Yeah, a lot of those experiments do end pretty sadly.
People think they can coexist with these wild animals, but don't realize going into it how wild they really are.
What's interesting to me is that you really see the two social systems coming together. Sometimes wolves' social behavior frustrates human owners or observers, especially if they become attached to the animals. Someone might become attached to the leader of the pack, for example, but then that leadership gets supplanted and the wolf starts behaving differently. Or the person finds him or herself having to protect the animal because its social station has changed and the pack may have decided to kill or ostracize it. When wolves are out on their own, these politics play out without any sentimentalizing. But when humans get involved it becomes much more complicated.
You explain in the book that to some extent the eradication of wolves in this country has been largely unavoidable—if not, in many cases, justified—particularly in cases where wolves have interfered with people's ability to practice agriculture or animal husbandry. Is this "agricultural context" of wolf killing still something that should be given fair consideration in our efforts to reintroduce wolves?
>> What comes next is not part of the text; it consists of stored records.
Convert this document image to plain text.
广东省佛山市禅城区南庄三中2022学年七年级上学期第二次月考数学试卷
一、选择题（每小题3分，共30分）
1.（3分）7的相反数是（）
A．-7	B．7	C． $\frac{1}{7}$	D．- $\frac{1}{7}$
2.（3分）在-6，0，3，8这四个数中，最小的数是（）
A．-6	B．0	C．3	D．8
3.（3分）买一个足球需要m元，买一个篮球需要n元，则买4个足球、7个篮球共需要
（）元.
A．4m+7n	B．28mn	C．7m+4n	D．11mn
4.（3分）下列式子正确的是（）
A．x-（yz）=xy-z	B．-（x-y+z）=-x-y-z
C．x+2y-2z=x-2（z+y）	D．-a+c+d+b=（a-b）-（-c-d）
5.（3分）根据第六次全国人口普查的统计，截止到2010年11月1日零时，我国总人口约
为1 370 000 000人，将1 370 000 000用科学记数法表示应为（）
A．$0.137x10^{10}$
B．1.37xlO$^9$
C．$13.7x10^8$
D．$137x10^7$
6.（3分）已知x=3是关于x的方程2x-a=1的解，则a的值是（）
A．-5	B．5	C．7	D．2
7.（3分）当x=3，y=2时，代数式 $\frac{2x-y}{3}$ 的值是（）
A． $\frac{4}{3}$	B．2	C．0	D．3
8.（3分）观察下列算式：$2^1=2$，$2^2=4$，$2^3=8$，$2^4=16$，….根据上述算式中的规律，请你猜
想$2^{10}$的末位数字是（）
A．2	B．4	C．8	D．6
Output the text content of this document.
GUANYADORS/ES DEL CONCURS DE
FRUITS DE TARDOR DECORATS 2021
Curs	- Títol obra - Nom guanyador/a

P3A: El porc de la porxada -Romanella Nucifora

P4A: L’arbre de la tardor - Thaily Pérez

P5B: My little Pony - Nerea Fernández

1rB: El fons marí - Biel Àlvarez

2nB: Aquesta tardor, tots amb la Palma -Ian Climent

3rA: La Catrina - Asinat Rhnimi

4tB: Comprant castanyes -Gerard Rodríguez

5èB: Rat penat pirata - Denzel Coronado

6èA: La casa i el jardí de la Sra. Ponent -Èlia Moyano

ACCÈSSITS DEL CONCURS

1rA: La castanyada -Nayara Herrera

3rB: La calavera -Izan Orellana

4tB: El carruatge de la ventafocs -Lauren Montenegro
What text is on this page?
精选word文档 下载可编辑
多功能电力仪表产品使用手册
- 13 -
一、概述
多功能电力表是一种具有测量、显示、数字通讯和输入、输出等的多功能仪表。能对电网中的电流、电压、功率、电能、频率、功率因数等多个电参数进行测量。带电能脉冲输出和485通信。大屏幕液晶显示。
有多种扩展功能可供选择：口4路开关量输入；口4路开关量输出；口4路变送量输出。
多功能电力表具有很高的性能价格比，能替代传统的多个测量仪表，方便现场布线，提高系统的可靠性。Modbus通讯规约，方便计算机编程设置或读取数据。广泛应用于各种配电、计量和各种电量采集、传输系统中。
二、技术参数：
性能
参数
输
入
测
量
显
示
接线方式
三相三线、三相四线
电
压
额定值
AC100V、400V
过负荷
The ranchers in the west won't let you not consider it. I tried to make the point that you do have this shift in opinion toward protecting wolves, which is a pretty dramatic change if you look at the past history and how unanimous wolf-hating was among Euro-Americans. But the shift toward protecting and appreciating wolves isn't unanimous. It's much more ambiguous. A sizeable part of the population now sees wolves in a positive light, but there's also a sizeable population—livestock owners in the west, for example—who don't like them at all, and who point to reintroduction efforts as symbols of government intrusion, which they like even less.
A wolf can't differentiate between killing an elk in a national park, which we don't disapprove of, and killing a privately owned steer on land just outside of the park, for which they can be shot. Do you think there's hope for re-introduction efforts given this problem?
I do think the reintroduction is going well. The wolves certainly have one advantage over the ranchers, which is that they're more economically viable than ranchers in terms of bringing tourists into the park. There are people who head out into Yellowstone at four o'clock every morning just to see the wolves. It's a bit of a surprise, because everyone thought the wolves would just avoid everybody. But the wolves put on a show almost every morning, and they're quite a draw.
Have you considered working on another animal history? I can imagine a number of others—the beaver? The buffalo?
Actually, for my next project I'd like to do a history of the fur trade in early America. There have been a lot of histories written about the trade, but I'd like to focus on the fur itself, and really do it from an animal's perspective. I'd like to do more than just one species, too, and go south this time—expand outside of New England.